Recycling of endocytosed GABA_A receptors is not regulated by BDNF. Cell surface proteins were first biotinylated using sulfo-NHS-SS biotin (1 mg/ml) at 4 °C and then incubated at 37 °C for 30 min to allow endocytosis to occur. After removing residual biotin from the cell surface with reduced glutathione (first cleavage), cells were incubated in the absence (Ctrl) or presence of BDNF for 15 or 30 min to allow reinsertion into the plasma membrane followed by a second round of biotin cleavage from the cell surface with glutathione. Cells were lysed, and residual biotinylated proteins were precipitated using NeutrAvidin-agarose. Protein samples were resolved by SDS-PAGE, and the amount of endocytosed GABA_AR β₃-subunit was determined by quantitative immunoblotting with a specific antibody followed by incubation with ¹²⁵I-conjugated secondary antibody and analysis using a phosphorimaging system. A, representative immunoblot. B, quantification of biotinylated GABA_ARs that were reinserted into the plasma membrane. Means ± S.E. are given (n = 4; Student's paired t test).
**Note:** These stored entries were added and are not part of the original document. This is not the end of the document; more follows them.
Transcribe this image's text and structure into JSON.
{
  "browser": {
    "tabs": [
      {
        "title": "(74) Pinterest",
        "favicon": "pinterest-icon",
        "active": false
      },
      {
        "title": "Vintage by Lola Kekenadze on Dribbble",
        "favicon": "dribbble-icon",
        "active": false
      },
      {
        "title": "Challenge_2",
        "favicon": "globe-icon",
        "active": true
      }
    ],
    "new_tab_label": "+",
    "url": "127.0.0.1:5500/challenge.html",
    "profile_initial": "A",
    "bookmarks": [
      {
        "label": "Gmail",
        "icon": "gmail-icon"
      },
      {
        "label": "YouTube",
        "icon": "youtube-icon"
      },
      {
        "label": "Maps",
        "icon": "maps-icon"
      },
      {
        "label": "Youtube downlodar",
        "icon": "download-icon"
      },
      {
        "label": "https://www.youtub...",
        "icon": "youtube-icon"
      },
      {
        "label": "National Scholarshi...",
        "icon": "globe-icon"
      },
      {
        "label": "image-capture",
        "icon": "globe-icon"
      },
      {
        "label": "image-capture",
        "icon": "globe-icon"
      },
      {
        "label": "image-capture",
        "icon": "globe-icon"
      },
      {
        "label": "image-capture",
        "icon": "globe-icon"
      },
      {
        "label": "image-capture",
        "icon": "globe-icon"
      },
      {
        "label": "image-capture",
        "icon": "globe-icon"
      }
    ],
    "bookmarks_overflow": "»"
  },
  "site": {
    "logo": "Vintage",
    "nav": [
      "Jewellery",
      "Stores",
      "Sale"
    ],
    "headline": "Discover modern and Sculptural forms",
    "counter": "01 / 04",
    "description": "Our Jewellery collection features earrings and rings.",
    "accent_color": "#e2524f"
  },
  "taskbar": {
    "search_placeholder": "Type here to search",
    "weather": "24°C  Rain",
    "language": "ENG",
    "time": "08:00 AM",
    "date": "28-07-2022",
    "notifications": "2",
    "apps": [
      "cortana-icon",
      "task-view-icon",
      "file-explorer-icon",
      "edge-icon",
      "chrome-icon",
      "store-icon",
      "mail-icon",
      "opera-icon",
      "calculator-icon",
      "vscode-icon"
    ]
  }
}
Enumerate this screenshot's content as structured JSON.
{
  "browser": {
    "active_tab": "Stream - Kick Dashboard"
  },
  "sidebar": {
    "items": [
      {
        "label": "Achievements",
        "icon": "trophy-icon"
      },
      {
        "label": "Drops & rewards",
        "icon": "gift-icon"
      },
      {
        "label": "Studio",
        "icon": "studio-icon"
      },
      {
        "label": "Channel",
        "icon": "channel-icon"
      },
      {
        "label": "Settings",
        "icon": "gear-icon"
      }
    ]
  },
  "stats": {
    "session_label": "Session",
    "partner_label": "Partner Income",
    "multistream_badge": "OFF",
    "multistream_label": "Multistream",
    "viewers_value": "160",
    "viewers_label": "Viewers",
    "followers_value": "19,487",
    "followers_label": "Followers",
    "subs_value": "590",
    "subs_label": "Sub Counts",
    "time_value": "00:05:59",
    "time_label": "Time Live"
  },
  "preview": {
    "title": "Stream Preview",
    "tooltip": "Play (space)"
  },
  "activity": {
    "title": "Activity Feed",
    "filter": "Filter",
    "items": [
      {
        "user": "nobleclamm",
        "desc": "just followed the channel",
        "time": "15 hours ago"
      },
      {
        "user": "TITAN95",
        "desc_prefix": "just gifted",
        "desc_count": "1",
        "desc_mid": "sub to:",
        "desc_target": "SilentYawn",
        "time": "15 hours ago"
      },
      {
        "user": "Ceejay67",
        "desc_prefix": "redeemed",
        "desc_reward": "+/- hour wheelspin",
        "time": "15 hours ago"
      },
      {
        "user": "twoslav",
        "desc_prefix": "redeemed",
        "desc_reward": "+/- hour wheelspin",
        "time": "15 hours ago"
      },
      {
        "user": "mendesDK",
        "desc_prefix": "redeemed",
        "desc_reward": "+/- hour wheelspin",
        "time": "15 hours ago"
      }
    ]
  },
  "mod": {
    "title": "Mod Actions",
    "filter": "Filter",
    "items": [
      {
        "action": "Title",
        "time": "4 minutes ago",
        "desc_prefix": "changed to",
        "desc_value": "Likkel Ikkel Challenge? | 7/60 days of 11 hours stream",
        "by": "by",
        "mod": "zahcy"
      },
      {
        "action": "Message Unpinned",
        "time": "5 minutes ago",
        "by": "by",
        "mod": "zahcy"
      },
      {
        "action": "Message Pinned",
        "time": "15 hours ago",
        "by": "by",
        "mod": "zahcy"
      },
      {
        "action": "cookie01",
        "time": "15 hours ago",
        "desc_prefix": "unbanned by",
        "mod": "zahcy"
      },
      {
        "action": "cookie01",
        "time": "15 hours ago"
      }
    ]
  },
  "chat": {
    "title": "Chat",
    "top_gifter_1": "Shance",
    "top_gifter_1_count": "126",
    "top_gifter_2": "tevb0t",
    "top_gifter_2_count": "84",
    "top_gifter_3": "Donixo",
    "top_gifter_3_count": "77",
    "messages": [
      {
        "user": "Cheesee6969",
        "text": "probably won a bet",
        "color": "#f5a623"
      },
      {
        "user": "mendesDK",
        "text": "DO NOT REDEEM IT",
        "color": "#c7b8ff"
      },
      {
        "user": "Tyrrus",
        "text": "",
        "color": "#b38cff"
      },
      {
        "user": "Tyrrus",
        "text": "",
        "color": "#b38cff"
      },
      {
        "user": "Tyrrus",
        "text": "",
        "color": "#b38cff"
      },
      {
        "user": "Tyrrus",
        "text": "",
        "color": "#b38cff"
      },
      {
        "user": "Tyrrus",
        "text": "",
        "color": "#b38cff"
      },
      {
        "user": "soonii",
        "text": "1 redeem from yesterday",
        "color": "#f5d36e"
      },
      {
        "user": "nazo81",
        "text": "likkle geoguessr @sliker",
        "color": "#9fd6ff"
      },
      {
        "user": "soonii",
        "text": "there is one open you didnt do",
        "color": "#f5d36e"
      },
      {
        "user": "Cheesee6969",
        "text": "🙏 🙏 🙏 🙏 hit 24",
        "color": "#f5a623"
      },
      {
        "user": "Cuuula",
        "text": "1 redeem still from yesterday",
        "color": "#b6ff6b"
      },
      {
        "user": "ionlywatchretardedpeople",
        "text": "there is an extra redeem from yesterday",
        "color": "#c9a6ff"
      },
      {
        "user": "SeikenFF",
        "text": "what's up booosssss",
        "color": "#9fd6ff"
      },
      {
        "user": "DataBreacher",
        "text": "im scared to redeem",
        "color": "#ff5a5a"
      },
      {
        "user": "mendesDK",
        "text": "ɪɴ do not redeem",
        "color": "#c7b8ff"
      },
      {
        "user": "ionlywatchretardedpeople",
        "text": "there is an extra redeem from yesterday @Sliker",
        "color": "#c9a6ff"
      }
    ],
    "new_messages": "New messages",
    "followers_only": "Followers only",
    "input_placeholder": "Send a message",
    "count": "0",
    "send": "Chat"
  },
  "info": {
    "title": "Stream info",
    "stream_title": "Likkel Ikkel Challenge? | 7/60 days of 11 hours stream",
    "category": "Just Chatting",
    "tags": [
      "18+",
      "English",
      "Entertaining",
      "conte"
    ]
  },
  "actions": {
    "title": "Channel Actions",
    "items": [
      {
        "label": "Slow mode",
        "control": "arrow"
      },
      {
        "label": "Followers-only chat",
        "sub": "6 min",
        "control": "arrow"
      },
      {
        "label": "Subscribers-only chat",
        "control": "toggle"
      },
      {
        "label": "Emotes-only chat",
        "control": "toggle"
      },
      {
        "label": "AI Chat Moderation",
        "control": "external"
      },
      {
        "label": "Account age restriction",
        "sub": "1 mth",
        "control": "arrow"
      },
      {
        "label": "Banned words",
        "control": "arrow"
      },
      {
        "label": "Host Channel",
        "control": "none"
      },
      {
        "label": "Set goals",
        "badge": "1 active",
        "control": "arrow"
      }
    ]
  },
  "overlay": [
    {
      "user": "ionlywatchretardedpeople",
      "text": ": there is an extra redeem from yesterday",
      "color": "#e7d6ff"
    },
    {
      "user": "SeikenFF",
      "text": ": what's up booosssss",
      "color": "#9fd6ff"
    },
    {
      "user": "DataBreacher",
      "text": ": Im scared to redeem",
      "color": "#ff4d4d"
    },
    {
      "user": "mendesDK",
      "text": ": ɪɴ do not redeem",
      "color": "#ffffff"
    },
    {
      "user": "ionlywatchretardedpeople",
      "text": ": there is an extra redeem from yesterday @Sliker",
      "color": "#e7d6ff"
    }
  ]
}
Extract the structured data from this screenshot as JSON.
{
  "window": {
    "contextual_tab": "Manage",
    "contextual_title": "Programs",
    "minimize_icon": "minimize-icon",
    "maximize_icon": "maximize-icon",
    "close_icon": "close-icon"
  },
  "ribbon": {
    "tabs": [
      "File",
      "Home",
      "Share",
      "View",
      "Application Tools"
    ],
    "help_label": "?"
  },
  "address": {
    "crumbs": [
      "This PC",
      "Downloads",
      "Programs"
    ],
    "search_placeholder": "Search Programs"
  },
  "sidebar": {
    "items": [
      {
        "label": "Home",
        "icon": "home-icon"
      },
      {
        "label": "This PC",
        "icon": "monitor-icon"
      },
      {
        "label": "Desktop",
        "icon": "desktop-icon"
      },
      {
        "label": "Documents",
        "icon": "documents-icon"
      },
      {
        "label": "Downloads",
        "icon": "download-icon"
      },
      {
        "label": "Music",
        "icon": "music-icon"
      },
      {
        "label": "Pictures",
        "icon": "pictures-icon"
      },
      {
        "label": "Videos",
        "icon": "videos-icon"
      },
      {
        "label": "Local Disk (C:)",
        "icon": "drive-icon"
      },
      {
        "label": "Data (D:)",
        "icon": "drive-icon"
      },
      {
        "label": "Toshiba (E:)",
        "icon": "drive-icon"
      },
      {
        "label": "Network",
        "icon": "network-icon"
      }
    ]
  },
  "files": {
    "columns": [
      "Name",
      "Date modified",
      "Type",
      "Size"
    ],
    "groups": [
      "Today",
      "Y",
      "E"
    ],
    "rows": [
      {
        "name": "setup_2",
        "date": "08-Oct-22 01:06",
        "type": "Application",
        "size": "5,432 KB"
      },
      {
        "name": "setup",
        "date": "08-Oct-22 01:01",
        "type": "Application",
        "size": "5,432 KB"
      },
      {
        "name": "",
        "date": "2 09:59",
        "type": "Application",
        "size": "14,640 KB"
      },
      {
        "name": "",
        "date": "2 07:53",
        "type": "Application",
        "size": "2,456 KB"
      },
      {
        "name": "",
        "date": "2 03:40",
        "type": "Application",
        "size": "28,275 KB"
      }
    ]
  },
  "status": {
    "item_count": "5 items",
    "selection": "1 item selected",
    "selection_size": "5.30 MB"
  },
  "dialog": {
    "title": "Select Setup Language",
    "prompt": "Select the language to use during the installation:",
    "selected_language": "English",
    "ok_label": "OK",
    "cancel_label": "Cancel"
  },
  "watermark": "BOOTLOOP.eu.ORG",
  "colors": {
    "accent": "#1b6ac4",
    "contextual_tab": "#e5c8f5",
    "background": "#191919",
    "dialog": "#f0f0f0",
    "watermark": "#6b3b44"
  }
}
Error bars represent standard error of the mean.

FIGURE 9.

Positive feedback mechanisms operating between GABA_AR activity and BDNF release in developing cerebrocortical neurons. Activation of GABA_ARs leads to a depolarization of the plasma membrane, activation of VGCCs, and Ca²⁺-dependent release of BDNF. BDNF activates TrkB receptors and, via downstream signaling pathways mediated by PI 3-kinase and PKC, leads to an inhibition of GABA_AR endocytosis and a consequent increase in the cell surface expression of these receptors. PLC, phospholipase C.